Artemis has many goals. It includes harnessing in-situ resources like water ice and lunar soil to make food, fuel, and building materials.

SpaceX is part of this first journey to the Moon's surface, therefore the initiative is also helping to develop a lunar and space economy. NASA doesn't own the Starship but is buying seats for astronauts. SpaceX will employ Starship to transport cargo, private astronauts, and foreign astronauts.

Fifty years of technology advancement has made getting to the Moon cheaper and more practical, and computer technology allows for more advanced tests. 50 years of technological progress have changed everything. Anyone with enough money can send a spacecraft to the Moon, but not humans.

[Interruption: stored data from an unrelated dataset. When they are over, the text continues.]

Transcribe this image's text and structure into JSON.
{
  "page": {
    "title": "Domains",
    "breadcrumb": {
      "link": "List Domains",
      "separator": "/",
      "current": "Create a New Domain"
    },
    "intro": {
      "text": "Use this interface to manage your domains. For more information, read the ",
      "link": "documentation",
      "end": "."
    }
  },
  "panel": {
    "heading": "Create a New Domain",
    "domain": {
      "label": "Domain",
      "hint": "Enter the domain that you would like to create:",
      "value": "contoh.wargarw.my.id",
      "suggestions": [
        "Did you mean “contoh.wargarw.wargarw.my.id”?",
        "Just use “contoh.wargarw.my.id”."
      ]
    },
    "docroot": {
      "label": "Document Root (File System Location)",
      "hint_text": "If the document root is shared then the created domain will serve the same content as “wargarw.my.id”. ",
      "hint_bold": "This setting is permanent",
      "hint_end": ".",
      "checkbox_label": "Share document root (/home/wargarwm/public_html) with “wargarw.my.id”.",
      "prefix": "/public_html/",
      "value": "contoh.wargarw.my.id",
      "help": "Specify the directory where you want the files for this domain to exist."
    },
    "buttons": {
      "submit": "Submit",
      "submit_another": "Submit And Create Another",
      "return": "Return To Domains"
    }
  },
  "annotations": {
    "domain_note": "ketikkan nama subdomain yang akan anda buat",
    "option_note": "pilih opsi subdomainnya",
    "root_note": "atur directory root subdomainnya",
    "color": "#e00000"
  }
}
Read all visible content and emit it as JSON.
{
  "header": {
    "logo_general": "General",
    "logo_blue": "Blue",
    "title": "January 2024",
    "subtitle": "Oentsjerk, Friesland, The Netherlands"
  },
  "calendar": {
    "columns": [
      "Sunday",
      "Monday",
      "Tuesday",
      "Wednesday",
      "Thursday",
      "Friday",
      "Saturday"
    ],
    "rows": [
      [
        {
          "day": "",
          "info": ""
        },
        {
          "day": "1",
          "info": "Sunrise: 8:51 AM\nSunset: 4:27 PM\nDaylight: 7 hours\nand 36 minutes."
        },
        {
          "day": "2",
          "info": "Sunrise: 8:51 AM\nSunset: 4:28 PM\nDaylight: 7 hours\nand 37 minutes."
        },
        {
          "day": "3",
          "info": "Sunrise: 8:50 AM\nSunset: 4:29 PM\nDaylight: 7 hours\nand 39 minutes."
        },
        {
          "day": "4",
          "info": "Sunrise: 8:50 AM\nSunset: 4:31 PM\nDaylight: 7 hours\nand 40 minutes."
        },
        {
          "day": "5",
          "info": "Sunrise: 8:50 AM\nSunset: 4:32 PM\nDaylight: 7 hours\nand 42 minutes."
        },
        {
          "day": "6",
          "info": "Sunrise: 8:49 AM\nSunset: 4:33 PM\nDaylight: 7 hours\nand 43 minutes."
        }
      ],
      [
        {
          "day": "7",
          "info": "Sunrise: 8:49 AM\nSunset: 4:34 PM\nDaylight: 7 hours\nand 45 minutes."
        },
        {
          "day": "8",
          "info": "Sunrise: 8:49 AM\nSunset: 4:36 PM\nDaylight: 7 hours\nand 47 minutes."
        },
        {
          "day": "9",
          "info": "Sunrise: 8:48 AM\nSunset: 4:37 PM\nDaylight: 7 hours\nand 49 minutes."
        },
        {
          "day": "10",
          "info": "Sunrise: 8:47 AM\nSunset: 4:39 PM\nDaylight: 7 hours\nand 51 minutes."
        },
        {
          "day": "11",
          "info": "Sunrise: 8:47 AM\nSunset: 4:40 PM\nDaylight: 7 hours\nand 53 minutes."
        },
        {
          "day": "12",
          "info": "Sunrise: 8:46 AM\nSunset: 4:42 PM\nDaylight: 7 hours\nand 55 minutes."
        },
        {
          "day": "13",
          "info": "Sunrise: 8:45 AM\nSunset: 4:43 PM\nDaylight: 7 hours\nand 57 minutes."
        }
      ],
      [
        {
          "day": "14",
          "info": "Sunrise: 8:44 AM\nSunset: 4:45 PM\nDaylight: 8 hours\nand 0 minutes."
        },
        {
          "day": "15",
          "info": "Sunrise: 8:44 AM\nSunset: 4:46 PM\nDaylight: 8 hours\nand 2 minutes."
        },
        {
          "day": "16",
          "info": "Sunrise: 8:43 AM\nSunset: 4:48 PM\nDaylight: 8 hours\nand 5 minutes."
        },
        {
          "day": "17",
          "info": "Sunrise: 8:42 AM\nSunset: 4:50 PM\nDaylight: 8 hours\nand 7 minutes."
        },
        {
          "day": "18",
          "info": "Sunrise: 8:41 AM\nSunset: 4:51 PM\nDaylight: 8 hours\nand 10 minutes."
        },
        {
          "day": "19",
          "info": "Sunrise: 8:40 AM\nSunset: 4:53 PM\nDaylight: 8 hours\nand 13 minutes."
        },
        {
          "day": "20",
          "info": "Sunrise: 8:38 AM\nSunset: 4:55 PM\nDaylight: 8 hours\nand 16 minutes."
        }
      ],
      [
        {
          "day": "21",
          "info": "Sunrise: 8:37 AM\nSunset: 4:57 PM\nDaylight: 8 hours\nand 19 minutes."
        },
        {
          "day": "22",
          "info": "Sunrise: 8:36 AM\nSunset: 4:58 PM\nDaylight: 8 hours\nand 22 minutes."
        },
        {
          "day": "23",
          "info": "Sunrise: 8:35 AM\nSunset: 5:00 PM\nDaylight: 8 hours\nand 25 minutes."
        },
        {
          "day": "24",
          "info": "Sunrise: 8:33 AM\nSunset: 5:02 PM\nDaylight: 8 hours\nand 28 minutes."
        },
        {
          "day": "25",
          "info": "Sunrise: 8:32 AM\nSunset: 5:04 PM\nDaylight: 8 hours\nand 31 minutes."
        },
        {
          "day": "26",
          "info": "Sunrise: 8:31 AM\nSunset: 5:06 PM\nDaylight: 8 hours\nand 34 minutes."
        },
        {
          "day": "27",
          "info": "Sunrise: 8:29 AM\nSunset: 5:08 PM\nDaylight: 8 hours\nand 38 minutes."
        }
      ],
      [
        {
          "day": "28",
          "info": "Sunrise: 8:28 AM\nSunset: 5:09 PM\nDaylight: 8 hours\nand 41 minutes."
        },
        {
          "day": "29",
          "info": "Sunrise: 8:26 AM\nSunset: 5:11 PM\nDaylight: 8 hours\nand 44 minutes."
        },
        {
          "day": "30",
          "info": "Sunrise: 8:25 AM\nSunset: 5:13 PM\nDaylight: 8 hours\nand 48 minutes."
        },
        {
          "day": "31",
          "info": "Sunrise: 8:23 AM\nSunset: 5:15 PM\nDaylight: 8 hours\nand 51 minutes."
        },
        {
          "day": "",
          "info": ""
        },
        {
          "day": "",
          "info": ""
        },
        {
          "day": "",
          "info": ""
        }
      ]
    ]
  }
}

Commercial Lunar Payload Services engages commercial companies to develop uncrewed Moon landers. We're sending a radio telescope to the Moon in January. Even 10 years ago, that was impossible.

Since humans last visited the Moon 50 years ago, technology has improved greatly.

What other changes does Artemis have in store?

The government says Artemis 3 will have at least one woman and likely a person of color. 

I'm looking forward to seeing more diversity so young kids can say, "Hey, there's an astronaut that looks like me. I can do this. I can be part of the space program.